This unique volume gathers together for the first time the religious and philosophical writings of the founders of Russian religious philosophy, Aleksei Khomiakov and Ivan Kireevsky. Both began their intellectual careers in the literary world during the 1820s. Khomiakov was for many years best known as a poet of the Pushkin school, while Kireevsky was well known as an original literary critic. The texts collected here make available to Western readers two of Russia’s great gifts to world thought: the philosophical concepts of sobornost (community, universality, wholeness, ecumenicity) and integral knowledge, which overcomes the subject/object dichotomy, making sobornost possible. Based on the primacy of the heart, the spiritual wholeness of the human being, and the cognitive will, integral knowing moves beyond rationality to union with the object of knowledge in knowing. On Spiritual Unity provides not only a fascinating introduction to Russian religious philosophy, but more than that a profound, meditative text for anyone concerned with human and spiritual unity.
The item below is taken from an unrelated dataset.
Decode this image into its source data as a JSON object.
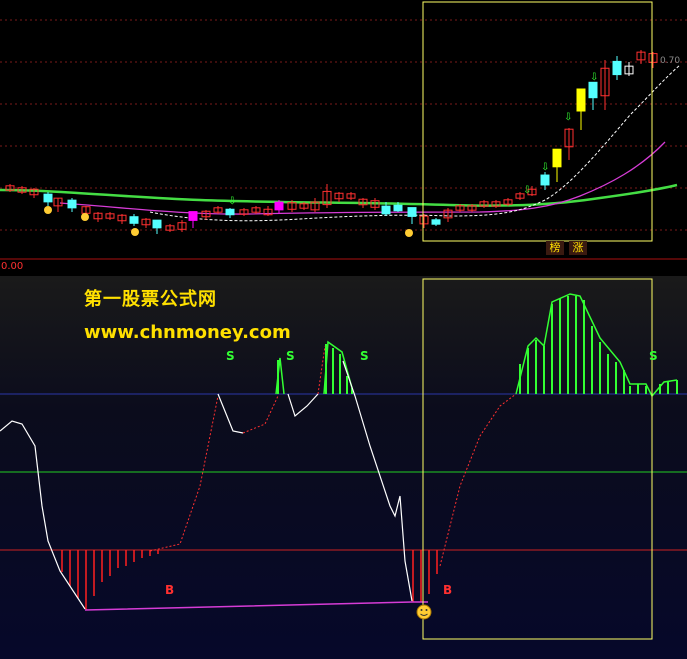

Also included in this collection are two responses to Slavophile ideas by the prominent Russian philosophers Pavel Florensky and Nikolai Berdiaev.
About the Author
Aleksey Stepanovich Khomyakov was a Russian theologian, philosopher, poet and amateur artist. He co-founded the Slavophile movement along with Ivan Kireyevsky, and he became one of its most distinguished theoreticians. His son Nikolay Khomyakov was a speaker of the State Duma.
Robert Bird (1969-2020) was professor of Russian literature and film at the University of Chicago. He was the author of books on Fyodor Dostoevsky, Viacheslav Ivanov, and Andrei Tarkovsky, and published widely on the aesthetics of Russian modernism.